A study from New York confirmed that anemia is common after RYGB surgery (identified in 10.2% of patients) and that iron deficiency is the common origin for anemia [24]. Anemia was associated with the presence of menstruation and peptic ulcer disease. It was not clear that routine iron supplementation prevented the development of anemia. We do suggest preoperative testing for Helicobacter pylori and eradication therapy, if indicated, for those obese patients who live in high-risk areas for this gastric infection [25].

Additional micronutrient deficiencies are associated with the development of anemia. Further testing in RYGB patients with anemia could include determination of blood vitamin A, vitamin E, zinc, and copper (Table 1).

Thiamine Deficiency

The signs and symptoms of thiamine deficiency after RYGB are summarized in Table 2. Thiamine deficiency remains an important short-term as well as long-term complication after RYGB. Anecdotal evidence supports preoperative thiamine deficiency as a potential origin for rapid development of complications of thiamine deficiency after RYGB. Long-term complications of thiamine deficiency may be related to postoperative small intestinal bacterial overgrowth [12].

Table 2 Clinical features of thiamine deficiency

Reports of difficulty in diagnosing thiamine deficiency after RYGB persist in the literature. In a recent report from France, difficulty in the diagnosis of Wernicke’s encephalopathy 10 months after RYGB was reported [26]. The authors in this report provided no insight into the reasons why progression of thiamine deficiency to Wernicke’s encephalopathy is rare in patients who have undergone RYGB.

Allied reports of thiamine deficiency are important for patients who have undergone RYGB. After stabilization of postoperative weight loss, many patients consider undergoing panniculectomy for removal of excess skin, especially in the abdominal region. In a report from Los Angeles, a gastric bypass patient undergoing this surgical procedure by plastic surgery developed symptoms of Wernicke’s encephalopathy [27]. This report supports the importance of excluding or treating micronutrient deficiencies in RYGB patients who are considering additional surgical procedures.
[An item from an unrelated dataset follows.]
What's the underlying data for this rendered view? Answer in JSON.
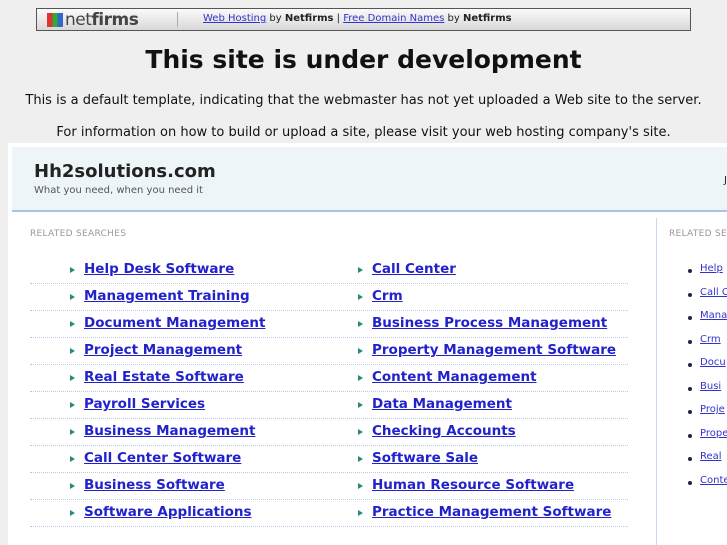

Another report of Wernicke’s syndrome from Italy describes the potential risk of developing thiamine deficiency while receiving parenteral nutrition [28•]. This is one of the reasons that we advise utilization of enteral feedings (which can be delivered into the native stomach through a gastrostomy tube) if possible in those RYGB patients who require treatment of macronutrient malnutrition [25]. Of interest, a study from Greece supported improved recovery from Wernicke’s syndrome by using high-dose oral thiamine (600 mg/day) and intramuscular thiamine (300 mg/day) for 2 months [29•]. This report suggests that the doses of thiamine used for treatment of acute Wernicke’s syndrome may be insufficient for maximizing the likelihood of complete recovery from thiamine deficiency.

Conclusions

The prevalence of obesity in the United States is 33.8% and RYGB surgery remains the major surgical option for individuals with medically complicated obesity. Micronutrient deficiencies are common in preoperative evaluation of morbidly obese individuals and remain common in postoperative gastric bypass patients, despite the suggested use of vitamin and mineral supplements after this surgery. Vitamin D deficiency with metabolic bone disease remains a major problem after gastric bypass and the results suggest that the present postoperative supplements of calcium and vitamin D are inadequate. Major nutritional complications of bariatric surgery are occurring more than 20 years after surgery. This present report supports ongoing examination of nutritional complications after gastric bypass surgery. Examination of published studies supports the notion that the daily doses of supplementation of specific micronutrients, such as vitamin D, may need to be revised.